The challenge now is previously stated by Dr. John Gai when he cautioned southerners that whenever a settlement reached to the Sudanese civil war in which southerners will have more legitimate authority to role themselves, hosted countries to the southerners refuges will come into the country to exploit its abundant resources as a payback for their “generous” hospitality during war time. Many instances can prove it right when we look critically to the way foreigners are conducting business in the country. They have a believe that a business will flourish in south Sudan if they established strong relation with “ONE” just one general who will stand to defend them and his interest too against his own regime he fought to bring to power.
The past is echoing;
This point is in reference to two existing realities, first; most of the current leadership were part of the Anyanya hence still possess most of it is political philosophy despite ideological differences between the Anyanya and the SPLM. They sees the country within the three fake identities of Bahr El-Gazal, Equatoria and Upper Nile, which mean they are trapped by granting participation a major role against performance eventually introduce weak cadres and subsequently reflects poor performance. Secondly; during liberation time the movement were grouped into many interests segments and many people now are preserving grievances toward each other. Unfortunately most of those groups were ethnically oriented without any political ideology. This fact jeopardized the regime action, for any group is trying with avails avenues to fail the other for the sake of scoring marks. It even reached to the extent that the movement cadres’ doest have either a political or social avenue to share people concerns.

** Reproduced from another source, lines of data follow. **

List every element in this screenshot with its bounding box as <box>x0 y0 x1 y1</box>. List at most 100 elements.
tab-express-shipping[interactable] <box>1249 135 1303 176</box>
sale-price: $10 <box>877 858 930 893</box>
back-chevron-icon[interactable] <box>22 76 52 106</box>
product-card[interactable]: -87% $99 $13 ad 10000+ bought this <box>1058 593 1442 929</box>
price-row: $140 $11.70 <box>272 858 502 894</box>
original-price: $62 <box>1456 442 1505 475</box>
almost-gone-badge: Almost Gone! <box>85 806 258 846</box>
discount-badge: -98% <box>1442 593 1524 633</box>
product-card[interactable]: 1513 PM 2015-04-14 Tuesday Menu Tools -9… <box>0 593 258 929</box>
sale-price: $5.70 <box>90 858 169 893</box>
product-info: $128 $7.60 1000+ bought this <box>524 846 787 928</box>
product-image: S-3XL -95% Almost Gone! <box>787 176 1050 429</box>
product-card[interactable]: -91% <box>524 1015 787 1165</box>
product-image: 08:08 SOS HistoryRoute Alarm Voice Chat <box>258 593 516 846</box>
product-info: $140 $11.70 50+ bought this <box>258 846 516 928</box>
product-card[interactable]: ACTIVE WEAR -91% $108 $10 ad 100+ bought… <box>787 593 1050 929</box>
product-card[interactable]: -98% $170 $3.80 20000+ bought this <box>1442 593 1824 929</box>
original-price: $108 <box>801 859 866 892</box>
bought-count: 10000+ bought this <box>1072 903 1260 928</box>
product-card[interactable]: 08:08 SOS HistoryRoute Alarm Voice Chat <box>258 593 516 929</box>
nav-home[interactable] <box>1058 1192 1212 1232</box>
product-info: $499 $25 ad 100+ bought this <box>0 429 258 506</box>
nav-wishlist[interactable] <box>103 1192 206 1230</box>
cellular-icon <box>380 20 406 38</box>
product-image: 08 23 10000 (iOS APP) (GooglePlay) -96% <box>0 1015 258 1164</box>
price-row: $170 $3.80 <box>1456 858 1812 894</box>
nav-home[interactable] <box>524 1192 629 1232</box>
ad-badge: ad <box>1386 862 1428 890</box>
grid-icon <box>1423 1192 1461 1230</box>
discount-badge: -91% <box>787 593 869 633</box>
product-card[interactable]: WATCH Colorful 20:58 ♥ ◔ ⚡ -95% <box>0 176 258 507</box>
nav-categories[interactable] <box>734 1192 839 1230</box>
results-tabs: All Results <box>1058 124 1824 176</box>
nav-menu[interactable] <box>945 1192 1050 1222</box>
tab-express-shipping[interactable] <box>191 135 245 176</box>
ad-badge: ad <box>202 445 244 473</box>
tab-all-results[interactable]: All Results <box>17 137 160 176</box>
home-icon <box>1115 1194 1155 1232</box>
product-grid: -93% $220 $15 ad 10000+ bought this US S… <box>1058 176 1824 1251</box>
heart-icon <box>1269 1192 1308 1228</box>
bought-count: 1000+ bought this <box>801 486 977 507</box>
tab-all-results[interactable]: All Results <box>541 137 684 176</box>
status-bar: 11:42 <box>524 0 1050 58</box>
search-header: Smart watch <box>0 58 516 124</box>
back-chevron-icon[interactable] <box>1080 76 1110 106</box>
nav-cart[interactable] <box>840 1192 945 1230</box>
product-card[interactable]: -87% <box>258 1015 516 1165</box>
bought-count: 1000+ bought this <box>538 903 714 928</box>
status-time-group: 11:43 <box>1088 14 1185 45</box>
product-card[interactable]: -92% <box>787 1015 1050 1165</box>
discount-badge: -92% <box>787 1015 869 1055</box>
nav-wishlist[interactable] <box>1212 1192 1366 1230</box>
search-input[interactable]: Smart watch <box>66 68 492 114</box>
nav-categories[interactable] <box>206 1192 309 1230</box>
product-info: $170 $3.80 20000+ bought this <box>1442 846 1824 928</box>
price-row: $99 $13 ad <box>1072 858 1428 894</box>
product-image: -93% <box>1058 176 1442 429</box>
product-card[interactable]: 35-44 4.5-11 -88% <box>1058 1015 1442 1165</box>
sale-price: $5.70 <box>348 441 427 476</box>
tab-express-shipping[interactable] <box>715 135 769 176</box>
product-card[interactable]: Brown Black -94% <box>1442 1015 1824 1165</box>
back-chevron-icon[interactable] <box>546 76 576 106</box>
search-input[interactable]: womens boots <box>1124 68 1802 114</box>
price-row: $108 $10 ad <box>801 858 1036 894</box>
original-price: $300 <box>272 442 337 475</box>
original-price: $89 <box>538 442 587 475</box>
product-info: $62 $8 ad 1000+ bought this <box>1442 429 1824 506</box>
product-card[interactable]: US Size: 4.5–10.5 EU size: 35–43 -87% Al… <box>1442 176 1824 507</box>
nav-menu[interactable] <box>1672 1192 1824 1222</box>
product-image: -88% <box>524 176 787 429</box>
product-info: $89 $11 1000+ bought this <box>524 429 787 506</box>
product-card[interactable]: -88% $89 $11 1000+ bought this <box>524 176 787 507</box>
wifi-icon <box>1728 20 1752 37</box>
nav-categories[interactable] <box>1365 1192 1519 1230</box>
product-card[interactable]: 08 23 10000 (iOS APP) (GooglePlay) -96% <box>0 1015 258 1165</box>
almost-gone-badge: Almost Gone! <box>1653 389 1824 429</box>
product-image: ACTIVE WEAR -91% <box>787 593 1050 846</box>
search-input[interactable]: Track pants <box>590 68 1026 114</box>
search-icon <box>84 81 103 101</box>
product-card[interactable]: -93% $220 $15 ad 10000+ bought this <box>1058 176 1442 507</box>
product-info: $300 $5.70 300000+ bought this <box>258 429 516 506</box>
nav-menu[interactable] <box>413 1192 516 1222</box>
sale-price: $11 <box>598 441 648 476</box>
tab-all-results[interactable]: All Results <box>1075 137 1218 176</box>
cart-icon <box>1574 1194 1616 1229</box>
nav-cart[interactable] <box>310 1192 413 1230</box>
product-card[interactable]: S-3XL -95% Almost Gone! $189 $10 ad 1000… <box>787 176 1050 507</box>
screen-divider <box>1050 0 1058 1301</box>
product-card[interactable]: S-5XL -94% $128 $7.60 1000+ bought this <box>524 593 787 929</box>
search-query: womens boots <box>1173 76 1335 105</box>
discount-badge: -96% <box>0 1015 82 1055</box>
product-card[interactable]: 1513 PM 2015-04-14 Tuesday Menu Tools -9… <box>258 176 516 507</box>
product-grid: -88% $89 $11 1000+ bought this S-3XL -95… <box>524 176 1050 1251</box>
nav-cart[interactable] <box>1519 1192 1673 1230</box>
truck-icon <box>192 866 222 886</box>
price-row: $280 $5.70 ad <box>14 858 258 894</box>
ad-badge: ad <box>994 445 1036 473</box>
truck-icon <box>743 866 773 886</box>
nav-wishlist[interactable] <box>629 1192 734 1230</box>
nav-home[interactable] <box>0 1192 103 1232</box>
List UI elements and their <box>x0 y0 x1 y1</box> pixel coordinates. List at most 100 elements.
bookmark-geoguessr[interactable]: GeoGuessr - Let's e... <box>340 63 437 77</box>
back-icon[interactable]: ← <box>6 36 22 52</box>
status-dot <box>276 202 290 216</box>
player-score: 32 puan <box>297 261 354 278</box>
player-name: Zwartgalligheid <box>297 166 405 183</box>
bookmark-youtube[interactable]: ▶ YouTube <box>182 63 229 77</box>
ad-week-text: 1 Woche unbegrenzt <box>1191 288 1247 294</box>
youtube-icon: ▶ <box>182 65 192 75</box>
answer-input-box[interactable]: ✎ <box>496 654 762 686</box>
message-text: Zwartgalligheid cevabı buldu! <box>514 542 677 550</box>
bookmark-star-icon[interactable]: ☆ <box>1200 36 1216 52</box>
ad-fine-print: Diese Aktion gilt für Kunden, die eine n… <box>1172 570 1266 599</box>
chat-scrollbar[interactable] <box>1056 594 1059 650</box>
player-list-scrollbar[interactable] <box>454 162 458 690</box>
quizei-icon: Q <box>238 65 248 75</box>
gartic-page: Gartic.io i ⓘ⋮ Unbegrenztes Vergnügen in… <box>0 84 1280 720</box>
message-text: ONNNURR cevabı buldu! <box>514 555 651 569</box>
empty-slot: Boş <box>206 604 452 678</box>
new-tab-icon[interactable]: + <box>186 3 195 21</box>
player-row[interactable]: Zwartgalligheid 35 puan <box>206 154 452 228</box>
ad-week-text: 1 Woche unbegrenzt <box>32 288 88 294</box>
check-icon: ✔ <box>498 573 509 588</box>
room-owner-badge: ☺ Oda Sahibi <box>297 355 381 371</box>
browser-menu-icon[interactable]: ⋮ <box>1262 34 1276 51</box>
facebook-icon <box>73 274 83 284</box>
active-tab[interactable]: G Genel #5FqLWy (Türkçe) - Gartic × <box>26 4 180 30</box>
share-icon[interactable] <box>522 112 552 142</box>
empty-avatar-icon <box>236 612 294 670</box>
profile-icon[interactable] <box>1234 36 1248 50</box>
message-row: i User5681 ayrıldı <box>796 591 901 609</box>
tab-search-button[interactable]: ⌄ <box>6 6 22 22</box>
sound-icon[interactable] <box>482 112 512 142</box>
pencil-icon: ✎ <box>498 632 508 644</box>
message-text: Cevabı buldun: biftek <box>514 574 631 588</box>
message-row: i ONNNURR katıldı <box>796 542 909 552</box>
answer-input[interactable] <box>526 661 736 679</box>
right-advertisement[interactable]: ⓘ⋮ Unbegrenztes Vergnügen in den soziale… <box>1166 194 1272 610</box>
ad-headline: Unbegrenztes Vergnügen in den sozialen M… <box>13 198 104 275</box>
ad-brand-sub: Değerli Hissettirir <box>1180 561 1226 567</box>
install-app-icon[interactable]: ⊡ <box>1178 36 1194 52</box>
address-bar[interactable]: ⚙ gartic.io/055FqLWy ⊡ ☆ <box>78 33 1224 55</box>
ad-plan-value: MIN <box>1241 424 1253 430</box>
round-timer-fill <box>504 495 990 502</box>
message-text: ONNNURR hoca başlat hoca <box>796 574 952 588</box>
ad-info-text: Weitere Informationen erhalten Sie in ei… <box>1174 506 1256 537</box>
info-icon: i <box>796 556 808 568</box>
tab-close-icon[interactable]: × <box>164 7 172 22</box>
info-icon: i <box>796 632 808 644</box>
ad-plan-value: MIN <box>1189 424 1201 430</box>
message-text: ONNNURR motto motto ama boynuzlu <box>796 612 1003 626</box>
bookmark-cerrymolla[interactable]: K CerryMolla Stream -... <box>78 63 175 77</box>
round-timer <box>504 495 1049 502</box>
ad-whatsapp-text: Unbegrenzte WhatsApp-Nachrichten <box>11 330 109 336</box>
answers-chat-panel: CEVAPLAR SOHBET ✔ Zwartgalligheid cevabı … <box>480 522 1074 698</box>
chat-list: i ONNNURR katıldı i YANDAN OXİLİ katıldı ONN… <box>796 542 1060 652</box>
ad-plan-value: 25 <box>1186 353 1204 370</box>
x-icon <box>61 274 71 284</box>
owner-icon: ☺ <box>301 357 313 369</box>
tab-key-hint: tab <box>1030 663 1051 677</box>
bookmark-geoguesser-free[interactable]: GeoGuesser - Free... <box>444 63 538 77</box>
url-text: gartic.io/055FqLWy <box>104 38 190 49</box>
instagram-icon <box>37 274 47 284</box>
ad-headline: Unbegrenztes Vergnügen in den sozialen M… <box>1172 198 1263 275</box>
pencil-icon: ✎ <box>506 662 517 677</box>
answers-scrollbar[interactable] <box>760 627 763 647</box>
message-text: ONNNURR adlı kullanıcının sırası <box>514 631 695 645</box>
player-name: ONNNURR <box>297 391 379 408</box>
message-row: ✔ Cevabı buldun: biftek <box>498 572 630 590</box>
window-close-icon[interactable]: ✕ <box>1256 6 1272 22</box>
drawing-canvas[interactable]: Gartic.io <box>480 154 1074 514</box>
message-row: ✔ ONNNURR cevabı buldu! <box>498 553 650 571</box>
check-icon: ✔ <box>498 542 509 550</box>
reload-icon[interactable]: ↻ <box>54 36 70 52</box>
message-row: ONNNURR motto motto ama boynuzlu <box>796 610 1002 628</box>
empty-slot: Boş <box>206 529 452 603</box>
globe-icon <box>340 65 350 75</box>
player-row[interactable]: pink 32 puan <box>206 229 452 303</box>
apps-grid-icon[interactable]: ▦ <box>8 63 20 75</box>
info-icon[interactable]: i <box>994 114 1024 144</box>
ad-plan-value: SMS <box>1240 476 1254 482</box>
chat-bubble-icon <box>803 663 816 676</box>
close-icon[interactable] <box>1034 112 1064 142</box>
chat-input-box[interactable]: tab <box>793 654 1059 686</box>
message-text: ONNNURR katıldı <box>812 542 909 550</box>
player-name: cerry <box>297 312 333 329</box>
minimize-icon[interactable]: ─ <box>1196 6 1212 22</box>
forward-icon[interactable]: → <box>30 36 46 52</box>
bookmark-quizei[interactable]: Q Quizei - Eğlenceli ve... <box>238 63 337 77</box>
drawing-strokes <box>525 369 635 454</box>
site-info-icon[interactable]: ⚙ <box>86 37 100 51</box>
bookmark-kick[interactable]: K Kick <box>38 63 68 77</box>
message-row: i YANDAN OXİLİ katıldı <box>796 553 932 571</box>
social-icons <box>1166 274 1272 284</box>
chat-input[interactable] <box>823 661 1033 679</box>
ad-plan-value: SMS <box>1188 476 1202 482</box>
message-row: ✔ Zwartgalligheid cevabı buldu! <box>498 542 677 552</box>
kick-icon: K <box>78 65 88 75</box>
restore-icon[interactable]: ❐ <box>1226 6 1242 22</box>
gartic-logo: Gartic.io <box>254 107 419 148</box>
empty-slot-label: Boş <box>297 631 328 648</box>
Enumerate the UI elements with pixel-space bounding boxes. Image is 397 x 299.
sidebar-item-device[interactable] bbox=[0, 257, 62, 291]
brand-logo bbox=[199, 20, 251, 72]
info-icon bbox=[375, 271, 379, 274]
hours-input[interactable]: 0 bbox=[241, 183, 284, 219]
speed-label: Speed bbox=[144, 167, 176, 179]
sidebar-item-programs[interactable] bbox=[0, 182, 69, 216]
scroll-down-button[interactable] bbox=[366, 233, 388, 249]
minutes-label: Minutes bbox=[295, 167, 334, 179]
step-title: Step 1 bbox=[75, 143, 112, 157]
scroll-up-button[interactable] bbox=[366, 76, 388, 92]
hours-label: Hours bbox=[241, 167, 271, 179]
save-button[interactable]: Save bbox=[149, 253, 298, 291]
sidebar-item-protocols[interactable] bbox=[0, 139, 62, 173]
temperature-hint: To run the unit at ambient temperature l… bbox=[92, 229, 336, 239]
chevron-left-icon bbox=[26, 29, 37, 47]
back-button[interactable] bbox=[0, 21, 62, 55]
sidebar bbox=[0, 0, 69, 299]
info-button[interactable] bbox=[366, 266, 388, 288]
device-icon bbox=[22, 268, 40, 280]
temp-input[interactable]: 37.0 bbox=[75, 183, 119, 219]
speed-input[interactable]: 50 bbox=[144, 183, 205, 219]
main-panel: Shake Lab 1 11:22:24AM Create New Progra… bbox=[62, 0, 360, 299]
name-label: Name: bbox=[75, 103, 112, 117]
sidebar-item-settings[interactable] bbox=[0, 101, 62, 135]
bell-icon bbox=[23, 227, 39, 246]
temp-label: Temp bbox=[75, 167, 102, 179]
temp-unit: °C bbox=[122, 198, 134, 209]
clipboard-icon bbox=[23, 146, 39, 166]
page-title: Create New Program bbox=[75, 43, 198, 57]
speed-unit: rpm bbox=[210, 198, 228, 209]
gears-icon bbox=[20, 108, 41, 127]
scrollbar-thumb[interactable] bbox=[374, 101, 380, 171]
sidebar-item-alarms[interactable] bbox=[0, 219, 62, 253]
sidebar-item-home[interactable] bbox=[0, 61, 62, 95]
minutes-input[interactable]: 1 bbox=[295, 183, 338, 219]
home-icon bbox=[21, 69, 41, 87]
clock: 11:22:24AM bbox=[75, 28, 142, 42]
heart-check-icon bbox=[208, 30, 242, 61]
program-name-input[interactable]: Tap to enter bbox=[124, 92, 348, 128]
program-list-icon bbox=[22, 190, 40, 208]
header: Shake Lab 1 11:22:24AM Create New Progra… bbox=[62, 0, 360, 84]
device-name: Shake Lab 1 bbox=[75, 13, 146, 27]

It is ambiguous to differentiate aforementioned groups with the third group in this dilemma whom are the former NCP cadres. After they made their way to the SPLM, people had two ideas in regard to this move, advocates of “participation” were delighted to see their keens joining and some reached to the extent to persuade and beg them to accept positions in total disregard to their legacy of betrayal to the people’ cause thus it culminated into their ascendance to sensitive position in the regime. This is apparent evidence to how African and south Sudanese in particular views the state; it is to them an object to suck and benefit from and ideologies are luxurious acts of intellectuals. The second group “advocates of performance” has stuck at history recalling their dark past now and then in an implicit way of denial to their right in the new establishment.
Culmination;
In this modest trial I tried to shed extra light on the issue – to me – are responsible of current political stagnation the country is undergoing. In stating so we believe on continues dialogue among the movement cadres and it should spill over to reach other political stakeholder not based on individual entity’ interest but for the entire populace of the country whom are suppose to be the direct beneficial. If critically observe, some of the causes can be altered through inevitable force of nature which subject everything to change while other might change with a collective efforts which entail a foreign policy guided by a clear set of interests and threats.